Que lo peor ya ha pasado.

Acaba uno como un pollito, indefenso, espelusao, preo­cupado por el estado de la propiedad portátil, un poco estupefacto, y con unas leves e incomprensibles ganas de tomar chocolate caliente allí mismo, en la acera, bajo el agua, y con sorbeto.

Edito para añadir entra­das relaciona­das a esa otra metáfora lamentable y relacionada: EL FUEGO Y EL HUMO, en la blogosfera del patio:

en sin mordazas

en ElColao

en antrópico

en país de los ciegos

Bookmark and Share
Email This Post Email This Post

5 Responses to “el diluvio que llegó”

  1. myrisa says:

    alla es lluvia, acá es fuego, fuego de metralleta,fuego de la gulf.

  2. Canny says:

    me encanta leerte como si te estuviera escuchando. me imagino tu voz en torrente verbal con las inflexiones a veces de sorpresa otras de coraje, frustra­ción y desasón, así hasta imaginar­nos a todos mojaditos y espelusaos — y me meto en tu metáfora (no es difícil viviendo en medio de los chaparrones mayaguezanos) por que el frío me cala los huesos y el desconcierto de esta era me corroe hasta la esperanza. yo sé que la lucha comienza en la denuncia y por eso este pueblo habló y no ha parado de denunciar… pero luego qué nos queda? cuando y de qué manera llegará ese chocolatito caliente para reconfortar el alma? como lo preparamos?

  3. Rima Brusi says:

    Myrisa, esta­mos estupefactos mirando el fuego. Es una cosa de locos, todo esto. Supongo que en eso de las metaforas, nos queda todavía la de la ceniza.

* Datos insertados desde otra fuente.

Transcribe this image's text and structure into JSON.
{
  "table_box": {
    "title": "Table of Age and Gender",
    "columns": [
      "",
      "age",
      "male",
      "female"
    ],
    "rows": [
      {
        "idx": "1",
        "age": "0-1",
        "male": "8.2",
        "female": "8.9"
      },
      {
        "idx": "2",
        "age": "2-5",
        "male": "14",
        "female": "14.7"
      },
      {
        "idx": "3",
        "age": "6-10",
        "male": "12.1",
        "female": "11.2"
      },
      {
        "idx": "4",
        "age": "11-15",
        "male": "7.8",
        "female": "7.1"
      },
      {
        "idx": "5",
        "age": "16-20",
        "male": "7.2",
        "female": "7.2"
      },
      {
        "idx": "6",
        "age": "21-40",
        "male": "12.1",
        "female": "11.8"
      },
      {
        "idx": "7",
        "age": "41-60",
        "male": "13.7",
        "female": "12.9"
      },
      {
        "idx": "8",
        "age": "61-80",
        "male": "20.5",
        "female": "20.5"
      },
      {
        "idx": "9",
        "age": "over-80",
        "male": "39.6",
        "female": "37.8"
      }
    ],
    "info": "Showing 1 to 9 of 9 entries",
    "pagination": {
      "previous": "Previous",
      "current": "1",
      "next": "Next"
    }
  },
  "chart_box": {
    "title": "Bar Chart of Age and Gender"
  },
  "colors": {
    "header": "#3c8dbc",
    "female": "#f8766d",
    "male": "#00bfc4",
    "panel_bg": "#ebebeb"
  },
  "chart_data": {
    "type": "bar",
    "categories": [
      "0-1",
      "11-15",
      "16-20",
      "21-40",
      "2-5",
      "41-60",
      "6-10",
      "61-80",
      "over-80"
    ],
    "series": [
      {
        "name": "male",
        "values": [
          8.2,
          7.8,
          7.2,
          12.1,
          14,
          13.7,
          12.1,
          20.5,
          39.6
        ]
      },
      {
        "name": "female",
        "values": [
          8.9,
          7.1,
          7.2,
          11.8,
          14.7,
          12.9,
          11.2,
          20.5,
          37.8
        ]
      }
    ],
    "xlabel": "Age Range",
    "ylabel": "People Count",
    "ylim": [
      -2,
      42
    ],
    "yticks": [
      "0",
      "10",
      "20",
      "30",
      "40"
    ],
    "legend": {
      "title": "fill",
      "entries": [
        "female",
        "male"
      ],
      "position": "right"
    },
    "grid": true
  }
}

    Canny querida, gracias por leer siempre. No hay chocolate que valga-es sólo un wichful thinking bajo la lluvia, mientras arde el pobre país-y los nerones hacen música.

  4. Pues en estos pagos, los de endemismo vemos el fuego y la lluvia con alguna naturalidad. Solo el aire, agua y alimento son trascendentales para sobrevivir.
    La literatura, poesia, imagenens i embelecos.…para personas ocio­sas envueltas como capullo en el YO. Suerte y exito en la Sultana.…

  5. Rima Brusi says:

    Antigonum, gracias por los buenos deseos.